According to research by WWT and a Dutch university, this year saw only half of the expected numbers of barnacle goslings overwintering on the Solway Firth where successful efforts to rebuild the flocks have created a major tourist attraction.

Polar bears are the prime suspects because more and more are gathering around the islands off Spitsbergen where the birds go to breed each summer, and researchers have photographed the polar bears in nests and are finding regular evidence of wrecked nests and egg debris.

Brian Morrell, a zoologist based at WWT Caerlaverock, Britain’s premier barnacle goose reserve, says: “Our suspicion is that, as climate change reduces the polar ice-floe, making it harder for the bears to hunt for their usual diet of seal, they are being driven by hunger to prey on nest sites.

“Obviously, it takes a very large quantity of eggs to satisfy an animal as big as a polar bear, especially one with cubs.

It is a tragedy to witness two species of conservation concern clashing over the right to survive, and demonstrates very graphically the tensions the natural world is experiencing now.

“The impact is that entire nesting areas are being stripped bare of eggs and young, with potentially dire consequences for the geese, a stunning wildlife spectacle and wildlife tourism.”

WWT’s chief executive, Martin Spray, added: “It is a tragedy to witness two species of conservation concern clashing over the right to survive, and demonstrates very graphically the tensions the natural world is experiencing now.

“The situation is made all the more sad for WWT and its international partners because the barnacle goose’s revival has been a conservation success story of which we were immensely proud.

“In the 1940s, numbers had slumped below 300; today, up to 30,000 birds at a time can be seen from WWT Caerlaverock – to the delight of locals and visitors and to the benefit of the tourist economy.”

Brian Morrell is returning to Spitsbergen, off Norway, this summer to monitor how many eggs and chicks are being lost to polar bears and to assess if enough barnacle geese can find higher nesting sites, to escape polar bear predation.
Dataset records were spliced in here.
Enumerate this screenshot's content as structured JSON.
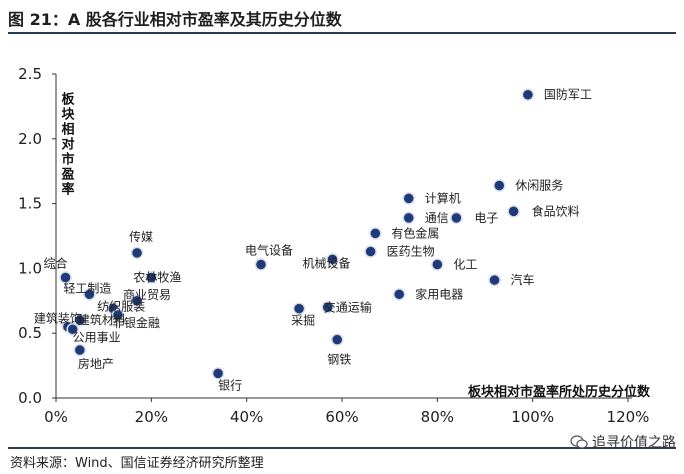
{
  "figure": {
    "title": "图 21：A 股各行业相对市盈率及其历史分位数",
    "source": "资料来源：Wind、国信证券经济研究所整理",
    "watermark": "追寻价值之路"
  },
  "colors": {
    "marker_fill": "#1f3a78",
    "marker_stroke": "#d9dde8",
    "rule": "#2b3a55"
  },
  "chart_data": {
    "type": "scatter",
    "title": "",
    "xlabel": "板块相对市盈率所处历史分位数",
    "ylabel": "板块相对市盈率",
    "xlim": [
      0,
      1.2
    ],
    "ylim": [
      0,
      2.5
    ],
    "x_ticks": [
      0,
      0.2,
      0.4,
      0.6,
      0.8,
      1.0,
      1.2
    ],
    "x_tick_labels": [
      "0%",
      "20%",
      "40%",
      "60%",
      "80%",
      "100%",
      "120%"
    ],
    "y_ticks": [
      0,
      0.5,
      1.0,
      1.5,
      2.0,
      2.5
    ],
    "y_tick_labels": [
      "0.0",
      "0.5",
      "1.0",
      "1.5",
      "2.0",
      "2.5"
    ],
    "grid": false,
    "legend": "none",
    "points": [
      {
        "name": "国防军工",
        "x": 0.99,
        "y": 2.34
      },
      {
        "name": "休闲服务",
        "x": 0.93,
        "y": 1.64
      },
      {
        "name": "食品饮料",
        "x": 0.96,
        "y": 1.44
      },
      {
        "name": "计算机",
        "x": 0.74,
        "y": 1.54
      },
      {
        "name": "通信",
        "x": 0.74,
        "y": 1.39
      },
      {
        "name": "电子",
        "x": 0.84,
        "y": 1.39
      },
      {
        "name": "有色金属",
        "x": 0.67,
        "y": 1.27
      },
      {
        "name": "医药生物",
        "x": 0.66,
        "y": 1.13
      },
      {
        "name": "化工",
        "x": 0.8,
        "y": 1.03
      },
      {
        "name": "汽车",
        "x": 0.92,
        "y": 0.91
      },
      {
        "name": "家用电器",
        "x": 0.72,
        "y": 0.8
      },
      {
        "name": "机械设备",
        "x": 0.58,
        "y": 1.07
      },
      {
        "name": "电气设备",
        "x": 0.43,
        "y": 1.03
      },
      {
        "name": "交通运输",
        "x": 0.57,
        "y": 0.7
      },
      {
        "name": "采掘",
        "x": 0.51,
        "y": 0.69
      },
      {
        "name": "钢铁",
        "x": 0.59,
        "y": 0.45
      },
      {
        "name": "银行",
        "x": 0.34,
        "y": 0.19
      },
      {
        "name": "传媒",
        "x": 0.17,
        "y": 1.12
      },
      {
        "name": "农林牧渔",
        "x": 0.2,
        "y": 0.93
      },
      {
        "name": "商业贸易",
        "x": 0.17,
        "y": 0.75
      },
      {
        "name": "纺织服装",
        "x": 0.12,
        "y": 0.69
      },
      {
        "name": "非银金融",
        "x": 0.13,
        "y": 0.64
      },
      {
        "name": "综合",
        "x": 0.02,
        "y": 0.93
      },
      {
        "name": "轻工制造",
        "x": 0.07,
        "y": 0.8
      },
      {
        "name": "建筑材料",
        "x": 0.05,
        "y": 0.6
      },
      {
        "name": "建筑装饰",
        "x": 0.025,
        "y": 0.55
      },
      {
        "name": "公用事业",
        "x": 0.035,
        "y": 0.53
      },
      {
        "name": "房地产",
        "x": 0.05,
        "y": 0.37
      }
    ]
  }
}
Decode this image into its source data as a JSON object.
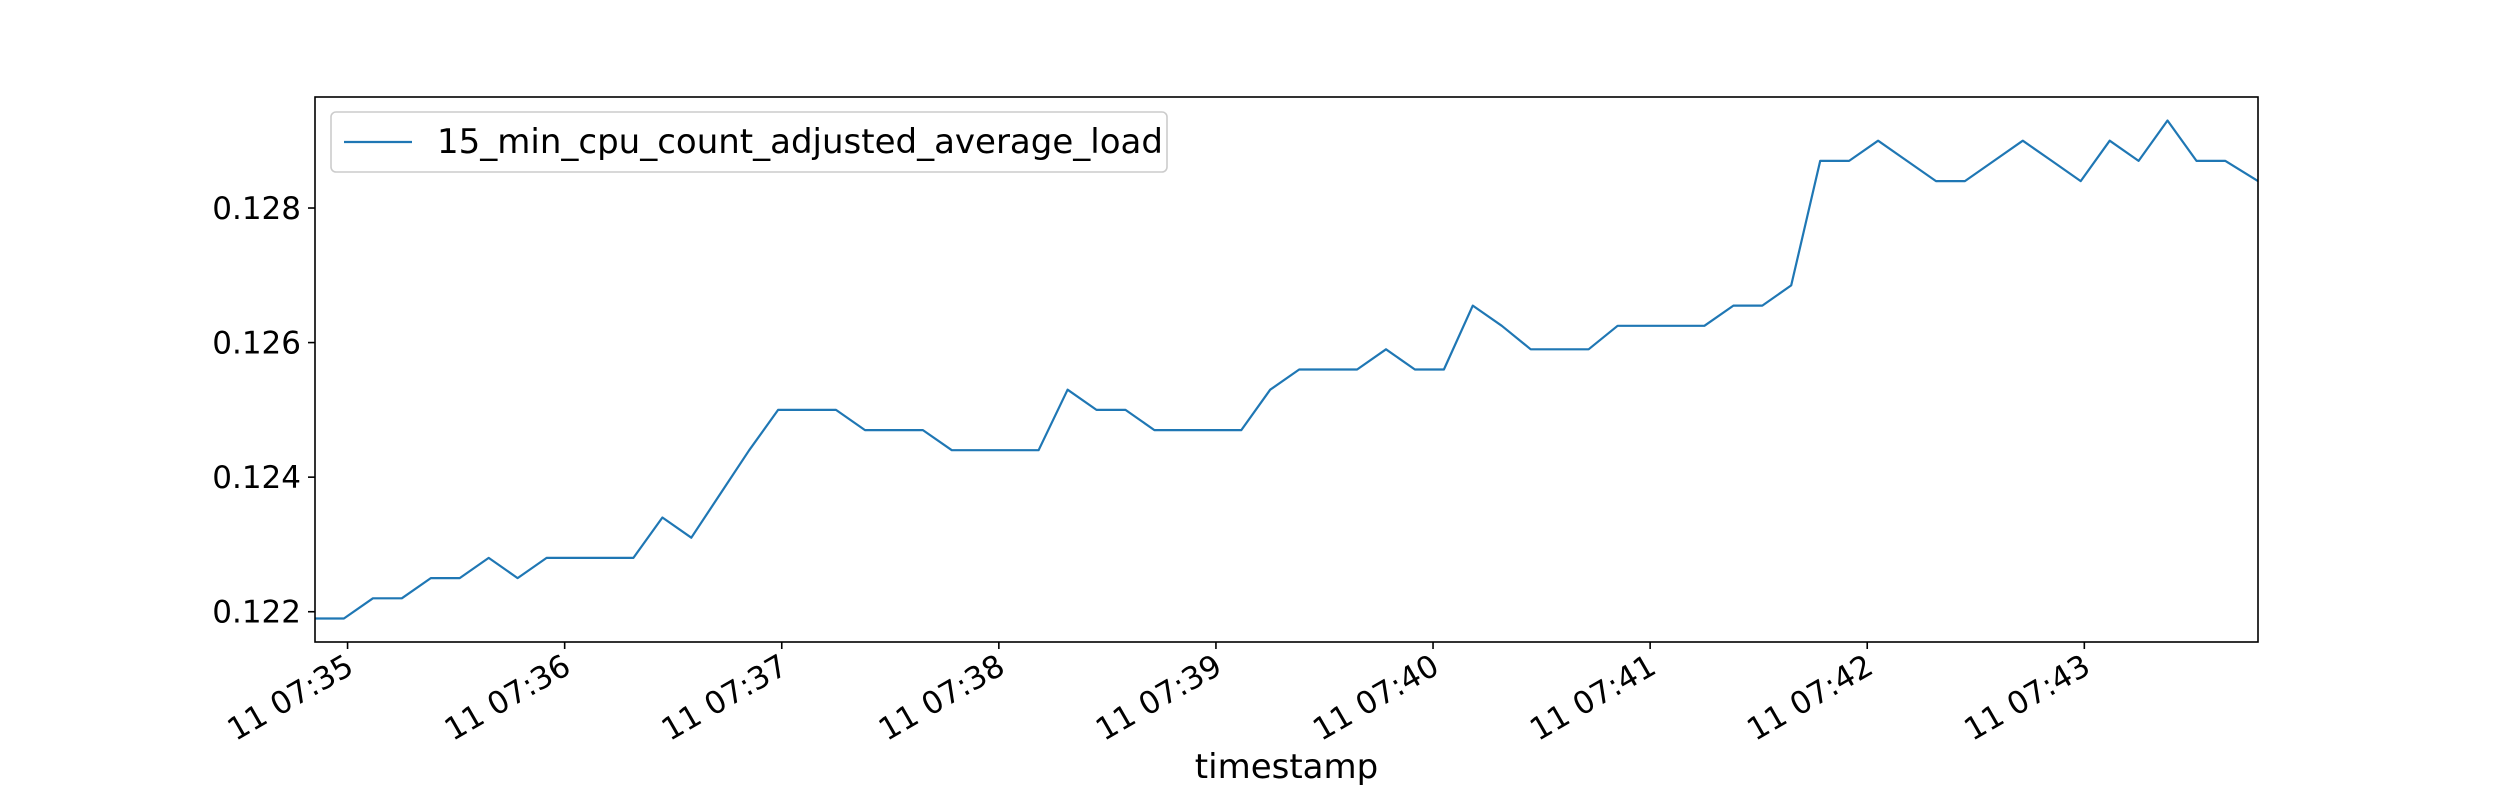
{
  "chart_data": {
    "type": "line",
    "xlabel": "timestamp",
    "ylabel": "",
    "x_unit": "time (hh:mm:ss)",
    "xlim": [
      "07:34:51",
      "07:43:48"
    ],
    "ylim": [
      0.12155,
      0.12965
    ],
    "x_ticks": [
      {
        "t": "07:35:00",
        "label": "11 07:35"
      },
      {
        "t": "07:36:00",
        "label": "11 07:36"
      },
      {
        "t": "07:37:00",
        "label": "11 07:37"
      },
      {
        "t": "07:38:00",
        "label": "11 07:38"
      },
      {
        "t": "07:39:00",
        "label": "11 07:39"
      },
      {
        "t": "07:40:00",
        "label": "11 07:40"
      },
      {
        "t": "07:41:00",
        "label": "11 07:41"
      },
      {
        "t": "07:42:00",
        "label": "11 07:42"
      },
      {
        "t": "07:43:00",
        "label": "11 07:43"
      }
    ],
    "y_ticks": [
      {
        "v": 0.122,
        "label": "0.122"
      },
      {
        "v": 0.124,
        "label": "0.124"
      },
      {
        "v": 0.126,
        "label": "0.126"
      },
      {
        "v": 0.128,
        "label": "0.128"
      }
    ],
    "grid": false,
    "legend_position": "top-left",
    "series": [
      {
        "name": "15_min_cpu_count_adjusted_average_load",
        "color": "#1f77b4",
        "points": [
          [
            "07:34:51",
            0.1219
          ],
          [
            "07:34:59",
            0.1219
          ],
          [
            "07:35:07",
            0.1222
          ],
          [
            "07:35:15",
            0.1222
          ],
          [
            "07:35:23",
            0.1225
          ],
          [
            "07:35:31",
            0.1225
          ],
          [
            "07:35:39",
            0.1228
          ],
          [
            "07:35:47",
            0.1225
          ],
          [
            "07:35:55",
            0.1228
          ],
          [
            "07:36:03",
            0.1228
          ],
          [
            "07:36:11",
            0.1228
          ],
          [
            "07:36:19",
            0.1228
          ],
          [
            "07:36:27",
            0.1234
          ],
          [
            "07:36:35",
            0.1231
          ],
          [
            "07:36:43",
            0.12375
          ],
          [
            "07:36:51",
            0.1244
          ],
          [
            "07:36:59",
            0.125
          ],
          [
            "07:37:07",
            0.125
          ],
          [
            "07:37:15",
            0.125
          ],
          [
            "07:37:23",
            0.1247
          ],
          [
            "07:37:31",
            0.1247
          ],
          [
            "07:37:39",
            0.1247
          ],
          [
            "07:37:47",
            0.1244
          ],
          [
            "07:37:55",
            0.1244
          ],
          [
            "07:38:03",
            0.1244
          ],
          [
            "07:38:11",
            0.1244
          ],
          [
            "07:38:19",
            0.1253
          ],
          [
            "07:38:27",
            0.125
          ],
          [
            "07:38:35",
            0.125
          ],
          [
            "07:38:43",
            0.1247
          ],
          [
            "07:38:51",
            0.1247
          ],
          [
            "07:38:59",
            0.1247
          ],
          [
            "07:39:07",
            0.1247
          ],
          [
            "07:39:15",
            0.1253
          ],
          [
            "07:39:23",
            0.1256
          ],
          [
            "07:39:31",
            0.1256
          ],
          [
            "07:39:39",
            0.1256
          ],
          [
            "07:39:47",
            0.1259
          ],
          [
            "07:39:55",
            0.1256
          ],
          [
            "07:40:03",
            0.1256
          ],
          [
            "07:40:11",
            0.12655
          ],
          [
            "07:40:19",
            0.12625
          ],
          [
            "07:40:27",
            0.1259
          ],
          [
            "07:40:35",
            0.1259
          ],
          [
            "07:40:43",
            0.1259
          ],
          [
            "07:40:51",
            0.12625
          ],
          [
            "07:40:59",
            0.12625
          ],
          [
            "07:41:07",
            0.12625
          ],
          [
            "07:41:15",
            0.12625
          ],
          [
            "07:41:23",
            0.12655
          ],
          [
            "07:41:31",
            0.12655
          ],
          [
            "07:41:39",
            0.12685
          ],
          [
            "07:41:47",
            0.1287
          ],
          [
            "07:41:55",
            0.1287
          ],
          [
            "07:42:03",
            0.129
          ],
          [
            "07:42:11",
            0.1287
          ],
          [
            "07:42:19",
            0.1284
          ],
          [
            "07:42:27",
            0.1284
          ],
          [
            "07:42:35",
            0.1287
          ],
          [
            "07:42:43",
            0.129
          ],
          [
            "07:42:51",
            0.1287
          ],
          [
            "07:42:59",
            0.1284
          ],
          [
            "07:43:07",
            0.129
          ],
          [
            "07:43:15",
            0.1287
          ],
          [
            "07:43:23",
            0.1293
          ],
          [
            "07:43:31",
            0.1287
          ],
          [
            "07:43:39",
            0.1287
          ],
          [
            "07:43:48",
            0.1284
          ]
        ]
      }
    ]
  }
}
He explains: “Barnacle geese are very long-lived; we have records of some reaching 25 or older. They could have time, then, to recover from one or two seasons of limited breeding success, perhaps by switching to a cliff nest site.”

But, he continues: “Inland cliff sites are in short supply and it isn’t only the bears which are attacking nests. By frightening away the adults, the bears are also laying nests open to attack by other predators, including gulls and skuas. There’s no doubt the habitat is under pressure and that it is tricky to know how to resolve it without risk to one or both species.”